Di sisi lain, dua jajak pendapat terpisah yang dikeluarkan pada minggu lalu menempatkan pemimpin Move Forward, Pita Limjaroenrat, yang berusia 42 tahun sebagai favorit untuk menjadi perdana menteri. Hasil itu menunjukkan bahwa platform reformasi partai tersebut tidak hanya menarik bagi kaum muda Thailand, tetapi juga masyarakat yang lebih luas.
Ilmuwan politik Thitinan menganggap kebijakan atau arah pandangan Pheu Thai dan Move Forward merupakan serangan frontal terhadap kelompok konservatif yang kuat di Thailand.
Di bawah konstitusi yang dirancang oleh militer setelah kudeta terakhir, Senat yang terdiri dari 250 kursi ditunjuk oleh junta dapat memengaruhi siapa saja yang akan menjadi perdana menteri berikutnya.
Suatu partai membutuhkan mayoritas dari gabungan parlemen sebanyak 750 kursi untuk memilih perdana menteri. Dengan Senat yang cenderung memilih kandidat pro-militer, hal itu membuat partai-partai oposisi membutuhkan hampir tiga kali lebih banyak suara di majelis rendah untuk dapat memilih pemimpin berikutnya.
Meski partai-partai pro-demokrasi memimpin jajak pendapat, para ahli memperingatkan agar tidak meremehkan Perdana Menteri yang sedang menjabat dan mantan pemimpin kudeta Prayut Chan-o-cha.

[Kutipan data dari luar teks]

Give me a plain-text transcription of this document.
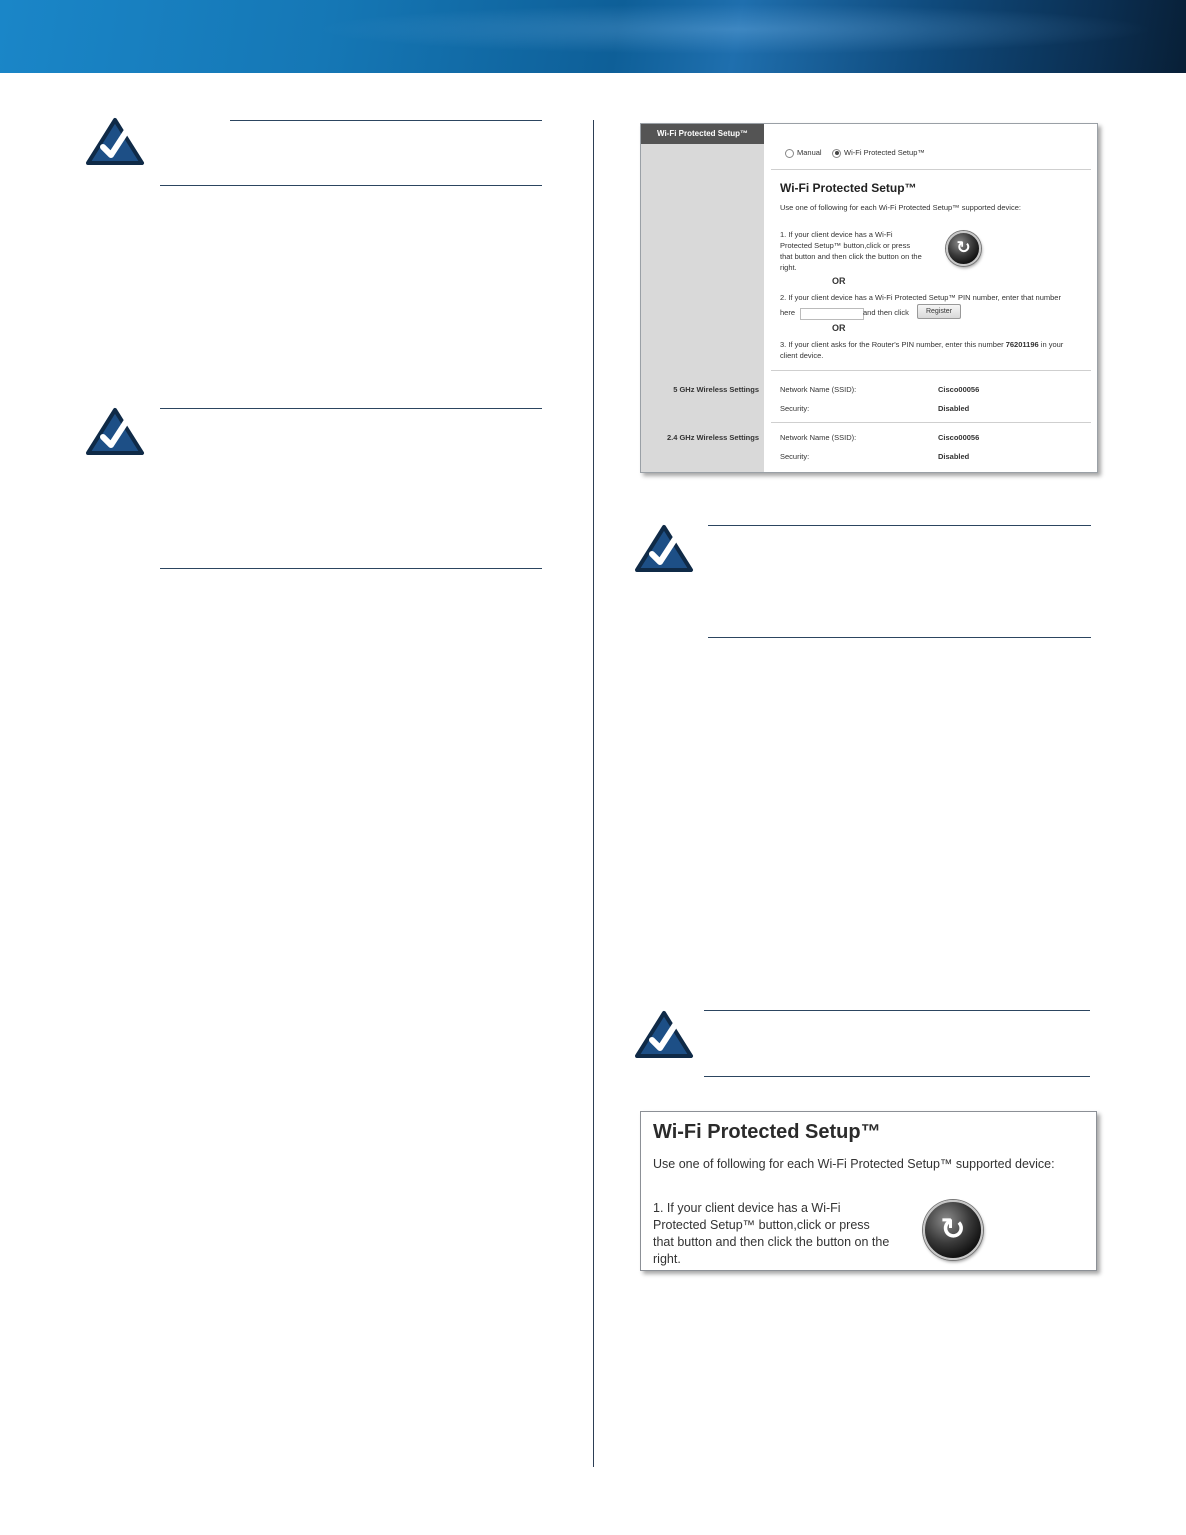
Wi-Fi Protected Setup™
5 GHz Wireless Settings
2.4 GHz Wireless Settings
Manual	Wi-Fi Protected Setup™
Wi-Fi Protected Setup™
Use one of following for each Wi-Fi Protected Setup™ supported device:
1. If your client device has a Wi-Fi
Protected Setup™ button,click or press
that button and then click the button on the
right.
↻
OR
2. If your client device has a Wi-Fi Protected Setup™ PIN number, enter that number
here	and then click	Register
OR
3. If your client asks for the Router's PIN number, enter this number 76201196 in your
client device.
Network Name (SSID):	Cisco00056
Security:	Disabled
Network Name (SSID):	Cisco00056
Security:	Disabled
Wi-Fi Protected Setup™
Use one of following for each Wi-Fi Protected Setup™ supported device:
1. If your client device has a Wi-Fi
Protected Setup™ button,click or press
that button and then click the button on the
right.
↻
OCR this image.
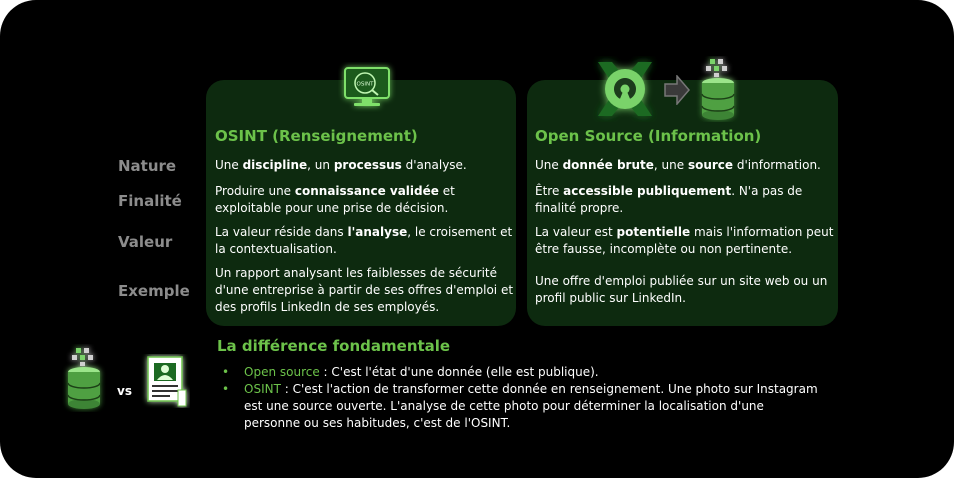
OSINT
OSINT (Renseignement)	Open Source (Information)
Nature
Finalité
Valeur
Exemple
Une discipline, un processus d'analyse.	Une donnée brute, une source d'information.
Produire une connaissance validée et exploitable pour une prise de décision.
Être accessible publiquement. N'a pas de finalité propre.
La valeur réside dans l'analyse, le croisement et la contextualisation.
La valeur est potentielle mais l'information peut être fausse, incomplète ou non pertinente.
Un rapport analysant les faiblesses de sécurité d'une entreprise à partir de ses offres d'emploi et des profils LinkedIn de ses employés.
Une offre d'emploi publiée sur un site web ou un profil public sur LinkedIn.
La différence fondamentale
vs
• Open source : C'est l'état d'une donnée (elle est publique).
• OSINT : C'est l'action de transformer cette donnée en renseignement. Une photo sur Instagram est une source ouverte. L'analyse de cette photo pour déterminer la localisation d'une personne ou ses habitudes, c'est de l'OSINT.
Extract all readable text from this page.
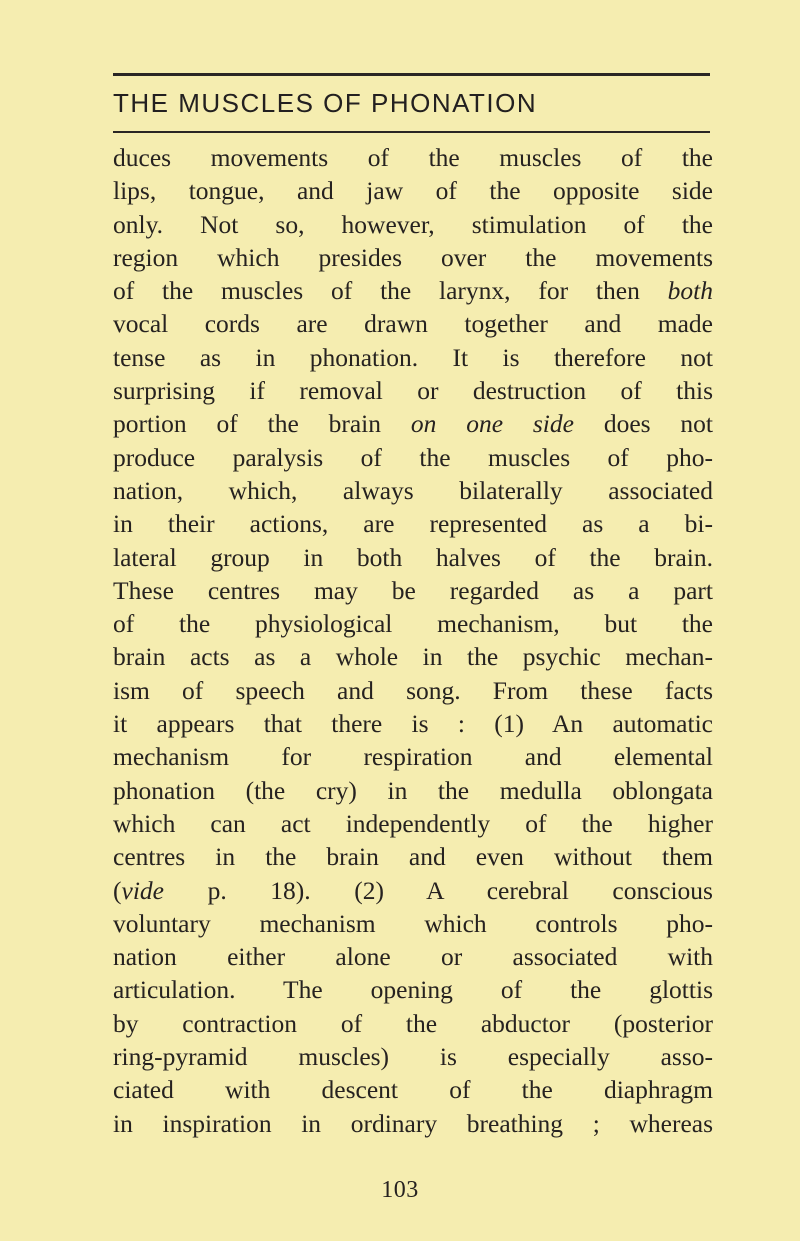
THE MUSCLES OF PHONATION
duces movements of the muscles of the
lips, tongue, and jaw of the opposite side
only. Not so, however, stimulation of the
region which presides over the movements
of the muscles of the larynx, for then both
vocal cords are drawn together and made
tense as in phonation. It is therefore not
surprising if removal or destruction of this
portion of the brain on one side does not
produce paralysis of the muscles of pho-
nation, which, always bilaterally associated
in their actions, are represented as a bi-
lateral group in both halves of the brain.
These centres may be regarded as a part
of the physiological mechanism, but the
brain acts as a whole in the psychic mechan-
ism of speech and song. From these facts
it appears that there is : (1) An automatic
mechanism for respiration and elemental
phonation (the cry) in the medulla oblongata
which can act independently of the higher
centres in the brain and even without them
(vide p. 18). (2) A cerebral conscious
voluntary mechanism which controls pho-
nation either alone or associated with
articulation. The opening of the glottis
by contraction of the abductor (posterior
ring-pyramid muscles) is especially asso-
ciated with descent of the diaphragm
in inspiration in ordinary breathing ; whereas
103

Dia telah memerintah Thailand sejak merebut kekuasaan dari mantan Perdana Menteri Yingluck pada 2014. Konstitusi yang dirancang oleh militer memastikan koalisi partainya mendapatkan cukup kursi untuk memilihnya sebagai perdana menteri pada 2019, meski Pheu Thai adalah partai terbesar.
"Jumlahnya tidak banyak, tetapi dia akan memanfaatkan Senat untuk menjadi Perdana Menteri terlebih dahulu," kata ilmuwan politik Thitinan.
"Begitu dia mendapat dukungan dari Senat, dia dapat meyakinkan anggota parlemen lainnya untuk bergabung dengan kubunya dan memerintah dengan minoritas di majelis rendah," tambah dia.
Diyakini siapa pun yang memenangkan pemilu pada Minggu, generasi muda yang makin sadar politik dan bertekad kuat akan membuat gerakan progresif tidak akan pergi ke mana-mana.
"Tidak perlu waktu lama untuk melihat perubahan yang sesungguhnya. Perubahan sudah ada di sini, anak-anak dalam waktu dekat akan dapat memberikan suara mereka. Mereka adalah faktor penentu masyarakat Thailand, " kata Chonthicha dari Move Forward.